Pulguito immediately climbs up on her be. I think he was trying to comfort her, but who knows. She kicks him in the head. She’s crying, he’s crying, and BH is no where to be found. When I finally find him, he’s sitting in the garage eating a bagel. WTF! I manage to hand off a crying Pulguito to him, but shit! you think he could have stirred his ass to help us get ready. It’s 10:55 am; the party starts at noon, and he’s eating a bagel! WTF was he thinking?
I get Chunguita dressed, and go get Pulguito who is poopy. On the way in, he manages to crack one of the skulls on my just made calavera necklace. I don’t lose it, but I tell Pulguito that I’m upset that the necklace is broken. BH finally stirs himself and comes in to get Pulguito ready. DH asks what happened, and I tell him about the necklace. He says nothing. He knows that I just made it.

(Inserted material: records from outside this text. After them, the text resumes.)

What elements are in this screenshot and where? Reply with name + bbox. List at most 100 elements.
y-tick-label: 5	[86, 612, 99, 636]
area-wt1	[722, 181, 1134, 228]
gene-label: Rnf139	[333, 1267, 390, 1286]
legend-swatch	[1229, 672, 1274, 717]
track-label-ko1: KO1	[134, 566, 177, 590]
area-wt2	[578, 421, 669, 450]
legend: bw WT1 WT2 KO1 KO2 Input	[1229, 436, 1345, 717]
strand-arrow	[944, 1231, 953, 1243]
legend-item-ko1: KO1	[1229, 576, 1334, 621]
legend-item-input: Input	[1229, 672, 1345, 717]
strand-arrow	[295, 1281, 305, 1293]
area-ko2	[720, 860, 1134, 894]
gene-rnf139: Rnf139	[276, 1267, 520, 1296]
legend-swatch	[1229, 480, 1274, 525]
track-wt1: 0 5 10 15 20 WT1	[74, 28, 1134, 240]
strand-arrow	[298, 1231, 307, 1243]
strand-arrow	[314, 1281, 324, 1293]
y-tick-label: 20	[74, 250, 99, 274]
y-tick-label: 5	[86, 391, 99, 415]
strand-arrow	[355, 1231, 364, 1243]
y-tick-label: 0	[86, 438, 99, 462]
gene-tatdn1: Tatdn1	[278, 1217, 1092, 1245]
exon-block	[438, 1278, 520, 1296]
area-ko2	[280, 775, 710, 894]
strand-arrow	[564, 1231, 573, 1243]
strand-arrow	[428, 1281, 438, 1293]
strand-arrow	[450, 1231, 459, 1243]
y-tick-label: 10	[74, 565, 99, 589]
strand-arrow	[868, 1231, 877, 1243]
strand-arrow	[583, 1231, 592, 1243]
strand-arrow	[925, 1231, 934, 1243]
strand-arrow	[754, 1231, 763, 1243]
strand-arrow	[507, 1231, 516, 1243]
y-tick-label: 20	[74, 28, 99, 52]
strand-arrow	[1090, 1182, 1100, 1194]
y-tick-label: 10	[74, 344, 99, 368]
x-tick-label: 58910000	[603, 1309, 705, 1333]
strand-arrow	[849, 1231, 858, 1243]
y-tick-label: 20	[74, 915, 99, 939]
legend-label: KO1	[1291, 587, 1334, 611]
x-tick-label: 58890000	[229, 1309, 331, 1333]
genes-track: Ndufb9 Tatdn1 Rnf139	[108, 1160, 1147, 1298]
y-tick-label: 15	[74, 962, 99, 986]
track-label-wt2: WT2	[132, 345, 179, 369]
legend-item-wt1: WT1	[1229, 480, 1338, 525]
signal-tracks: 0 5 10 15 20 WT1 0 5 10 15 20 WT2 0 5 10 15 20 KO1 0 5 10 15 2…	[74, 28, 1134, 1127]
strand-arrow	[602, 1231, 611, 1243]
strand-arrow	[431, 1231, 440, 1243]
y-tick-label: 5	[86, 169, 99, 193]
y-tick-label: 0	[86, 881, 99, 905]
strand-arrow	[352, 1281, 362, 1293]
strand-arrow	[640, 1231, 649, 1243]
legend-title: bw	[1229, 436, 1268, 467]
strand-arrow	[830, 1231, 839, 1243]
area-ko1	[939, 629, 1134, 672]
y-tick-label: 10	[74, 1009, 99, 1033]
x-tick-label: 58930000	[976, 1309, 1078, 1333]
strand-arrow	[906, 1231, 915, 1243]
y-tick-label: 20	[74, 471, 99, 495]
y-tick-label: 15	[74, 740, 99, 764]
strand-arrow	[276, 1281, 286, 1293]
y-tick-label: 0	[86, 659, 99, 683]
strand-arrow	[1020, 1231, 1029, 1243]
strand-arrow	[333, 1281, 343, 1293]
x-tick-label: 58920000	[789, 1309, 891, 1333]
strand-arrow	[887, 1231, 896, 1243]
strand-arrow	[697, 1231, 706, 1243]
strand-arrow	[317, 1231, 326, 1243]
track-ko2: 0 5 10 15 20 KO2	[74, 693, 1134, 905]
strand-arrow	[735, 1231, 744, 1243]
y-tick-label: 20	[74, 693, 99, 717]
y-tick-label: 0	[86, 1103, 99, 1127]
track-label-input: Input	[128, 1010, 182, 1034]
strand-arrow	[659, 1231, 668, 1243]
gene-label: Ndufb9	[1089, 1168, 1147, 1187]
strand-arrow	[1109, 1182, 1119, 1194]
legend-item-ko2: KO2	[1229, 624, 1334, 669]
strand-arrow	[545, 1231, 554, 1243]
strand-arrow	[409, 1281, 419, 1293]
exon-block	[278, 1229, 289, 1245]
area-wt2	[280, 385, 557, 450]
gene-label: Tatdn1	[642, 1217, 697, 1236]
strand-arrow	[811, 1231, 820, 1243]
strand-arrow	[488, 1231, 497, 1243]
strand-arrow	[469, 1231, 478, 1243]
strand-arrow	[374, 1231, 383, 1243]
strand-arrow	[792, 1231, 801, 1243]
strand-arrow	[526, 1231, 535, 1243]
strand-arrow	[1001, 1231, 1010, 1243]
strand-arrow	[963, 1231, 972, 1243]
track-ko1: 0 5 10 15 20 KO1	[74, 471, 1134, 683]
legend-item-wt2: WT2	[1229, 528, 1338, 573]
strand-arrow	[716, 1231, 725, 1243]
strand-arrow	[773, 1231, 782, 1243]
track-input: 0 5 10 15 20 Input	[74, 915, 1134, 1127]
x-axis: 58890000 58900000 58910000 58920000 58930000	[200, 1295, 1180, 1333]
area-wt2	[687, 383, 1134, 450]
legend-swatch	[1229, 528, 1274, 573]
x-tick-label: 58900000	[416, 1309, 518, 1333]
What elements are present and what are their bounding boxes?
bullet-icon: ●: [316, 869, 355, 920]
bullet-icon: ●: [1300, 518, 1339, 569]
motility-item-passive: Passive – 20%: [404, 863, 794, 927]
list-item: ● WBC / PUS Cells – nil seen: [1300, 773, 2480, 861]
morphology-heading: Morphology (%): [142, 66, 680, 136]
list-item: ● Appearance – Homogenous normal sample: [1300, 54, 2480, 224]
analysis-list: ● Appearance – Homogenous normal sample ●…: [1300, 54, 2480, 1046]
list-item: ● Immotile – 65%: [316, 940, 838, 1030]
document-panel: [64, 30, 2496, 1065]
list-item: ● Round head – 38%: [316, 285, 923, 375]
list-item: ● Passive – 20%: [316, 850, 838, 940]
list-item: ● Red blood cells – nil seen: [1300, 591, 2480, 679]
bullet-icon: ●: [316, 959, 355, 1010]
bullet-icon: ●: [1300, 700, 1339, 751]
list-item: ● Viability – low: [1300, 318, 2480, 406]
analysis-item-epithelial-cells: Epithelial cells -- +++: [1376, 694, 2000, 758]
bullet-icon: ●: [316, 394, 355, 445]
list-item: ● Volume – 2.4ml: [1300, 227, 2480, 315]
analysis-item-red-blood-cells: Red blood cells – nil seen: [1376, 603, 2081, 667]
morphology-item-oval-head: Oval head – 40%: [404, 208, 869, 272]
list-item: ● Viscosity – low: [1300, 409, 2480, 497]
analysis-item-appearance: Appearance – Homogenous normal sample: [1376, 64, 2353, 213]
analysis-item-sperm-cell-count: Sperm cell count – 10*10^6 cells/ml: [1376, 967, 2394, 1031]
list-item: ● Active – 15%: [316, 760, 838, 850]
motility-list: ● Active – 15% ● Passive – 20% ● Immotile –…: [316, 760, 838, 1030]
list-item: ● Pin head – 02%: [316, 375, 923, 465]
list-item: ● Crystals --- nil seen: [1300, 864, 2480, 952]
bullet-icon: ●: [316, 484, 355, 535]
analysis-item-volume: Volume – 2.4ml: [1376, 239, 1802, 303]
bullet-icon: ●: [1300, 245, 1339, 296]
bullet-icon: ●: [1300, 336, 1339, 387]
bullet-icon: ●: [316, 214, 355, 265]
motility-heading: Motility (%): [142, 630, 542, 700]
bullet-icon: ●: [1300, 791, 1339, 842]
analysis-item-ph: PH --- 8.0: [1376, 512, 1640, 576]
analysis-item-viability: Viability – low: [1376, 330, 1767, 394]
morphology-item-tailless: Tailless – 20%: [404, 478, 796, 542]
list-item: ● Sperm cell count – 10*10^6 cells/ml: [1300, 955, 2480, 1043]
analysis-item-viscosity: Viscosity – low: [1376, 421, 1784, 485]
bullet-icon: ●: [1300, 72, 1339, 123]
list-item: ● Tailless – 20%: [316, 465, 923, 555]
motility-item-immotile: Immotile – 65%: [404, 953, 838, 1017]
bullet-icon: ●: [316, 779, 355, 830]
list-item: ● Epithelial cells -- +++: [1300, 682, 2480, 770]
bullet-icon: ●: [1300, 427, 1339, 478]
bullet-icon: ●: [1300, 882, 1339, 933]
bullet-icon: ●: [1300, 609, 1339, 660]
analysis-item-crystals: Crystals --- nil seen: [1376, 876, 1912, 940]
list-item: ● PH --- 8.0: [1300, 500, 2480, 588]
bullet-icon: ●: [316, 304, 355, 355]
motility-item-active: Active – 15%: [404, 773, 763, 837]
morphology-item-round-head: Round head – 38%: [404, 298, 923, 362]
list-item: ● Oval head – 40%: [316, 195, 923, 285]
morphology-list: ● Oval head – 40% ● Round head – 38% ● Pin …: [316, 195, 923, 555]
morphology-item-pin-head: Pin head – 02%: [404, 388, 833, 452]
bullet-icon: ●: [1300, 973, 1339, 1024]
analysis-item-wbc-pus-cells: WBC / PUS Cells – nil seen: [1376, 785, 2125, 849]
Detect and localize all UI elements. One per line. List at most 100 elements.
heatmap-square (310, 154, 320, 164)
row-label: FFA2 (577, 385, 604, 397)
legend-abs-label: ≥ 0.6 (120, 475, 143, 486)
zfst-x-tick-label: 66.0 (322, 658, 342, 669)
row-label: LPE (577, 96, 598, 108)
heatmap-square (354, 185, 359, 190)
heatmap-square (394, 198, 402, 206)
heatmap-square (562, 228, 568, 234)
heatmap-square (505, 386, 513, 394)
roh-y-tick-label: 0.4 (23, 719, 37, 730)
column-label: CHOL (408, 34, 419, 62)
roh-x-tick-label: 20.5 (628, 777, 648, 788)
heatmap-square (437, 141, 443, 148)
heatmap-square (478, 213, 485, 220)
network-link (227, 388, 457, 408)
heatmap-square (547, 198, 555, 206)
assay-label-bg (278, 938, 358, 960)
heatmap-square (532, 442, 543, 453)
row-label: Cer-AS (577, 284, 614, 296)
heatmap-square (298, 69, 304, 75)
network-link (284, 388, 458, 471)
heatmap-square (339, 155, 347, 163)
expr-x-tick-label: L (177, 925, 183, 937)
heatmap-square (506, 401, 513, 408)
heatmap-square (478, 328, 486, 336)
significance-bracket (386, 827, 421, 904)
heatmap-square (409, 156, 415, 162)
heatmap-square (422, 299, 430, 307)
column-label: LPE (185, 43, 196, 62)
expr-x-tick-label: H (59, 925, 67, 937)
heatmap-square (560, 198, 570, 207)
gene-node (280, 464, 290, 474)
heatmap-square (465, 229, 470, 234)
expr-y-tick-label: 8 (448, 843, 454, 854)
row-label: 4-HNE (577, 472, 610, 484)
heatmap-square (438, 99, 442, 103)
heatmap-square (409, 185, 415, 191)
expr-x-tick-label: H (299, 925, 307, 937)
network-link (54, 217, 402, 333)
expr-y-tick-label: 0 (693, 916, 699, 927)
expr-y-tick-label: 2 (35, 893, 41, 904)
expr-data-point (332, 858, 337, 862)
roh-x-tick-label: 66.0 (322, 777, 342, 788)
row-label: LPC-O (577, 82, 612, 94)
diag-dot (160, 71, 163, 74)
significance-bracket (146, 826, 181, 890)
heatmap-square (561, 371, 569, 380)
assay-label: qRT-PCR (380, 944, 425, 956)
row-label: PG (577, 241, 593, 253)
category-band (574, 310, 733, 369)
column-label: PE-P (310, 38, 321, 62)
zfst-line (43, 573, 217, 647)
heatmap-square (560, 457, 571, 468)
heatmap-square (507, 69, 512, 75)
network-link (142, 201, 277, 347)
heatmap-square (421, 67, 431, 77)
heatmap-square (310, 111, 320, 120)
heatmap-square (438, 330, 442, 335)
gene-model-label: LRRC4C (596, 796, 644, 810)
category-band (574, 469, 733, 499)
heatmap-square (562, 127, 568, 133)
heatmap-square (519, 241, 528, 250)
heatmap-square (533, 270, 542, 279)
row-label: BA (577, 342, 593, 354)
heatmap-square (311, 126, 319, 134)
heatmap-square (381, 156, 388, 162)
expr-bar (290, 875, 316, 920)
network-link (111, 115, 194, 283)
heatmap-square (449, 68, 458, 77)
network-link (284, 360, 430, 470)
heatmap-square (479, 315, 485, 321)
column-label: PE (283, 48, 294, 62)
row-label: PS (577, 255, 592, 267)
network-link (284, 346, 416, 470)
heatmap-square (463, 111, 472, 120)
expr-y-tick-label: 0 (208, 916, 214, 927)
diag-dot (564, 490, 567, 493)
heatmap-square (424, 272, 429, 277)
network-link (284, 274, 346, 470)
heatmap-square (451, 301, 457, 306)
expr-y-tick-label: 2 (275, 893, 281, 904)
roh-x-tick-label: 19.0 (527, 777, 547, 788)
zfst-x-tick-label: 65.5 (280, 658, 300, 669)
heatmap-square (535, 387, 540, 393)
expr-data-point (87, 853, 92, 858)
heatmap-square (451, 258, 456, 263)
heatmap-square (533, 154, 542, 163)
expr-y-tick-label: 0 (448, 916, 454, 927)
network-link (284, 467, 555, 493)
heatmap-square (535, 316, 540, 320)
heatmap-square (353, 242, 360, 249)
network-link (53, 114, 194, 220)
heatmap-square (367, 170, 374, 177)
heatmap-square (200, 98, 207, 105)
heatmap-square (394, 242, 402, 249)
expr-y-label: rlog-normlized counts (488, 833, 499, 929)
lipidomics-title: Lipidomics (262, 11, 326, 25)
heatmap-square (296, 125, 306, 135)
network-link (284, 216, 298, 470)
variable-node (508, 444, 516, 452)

Then as we are getting in the car, DH decides to ride in the back with the kids. He had opened the front door and left it open. I asked him to close the door before he climbs into the back of the car. He’s pissed. Fine, I’ll close the door. No, he climbs out and closes the door. Why is he mad? And, of course, I think he’s mad at me. I blame myself. I started to cry on the way to the party.
Now, looking back, I know that I am in no way responsible for his reaction over closing the door. It’s just one of those things that he’s jerky about. It would have been nice if he had offered condolences over the necklace. However, when I was in a depressed place, I was unable to handle those things. Everything swirls around in my head, and I dig myself deeper and deeper into the depression.
I didn’t use self-talk to buck myself up. Instead, I told myself that I had to be presentable for the party. The self-talk came after the party, and it is still useful.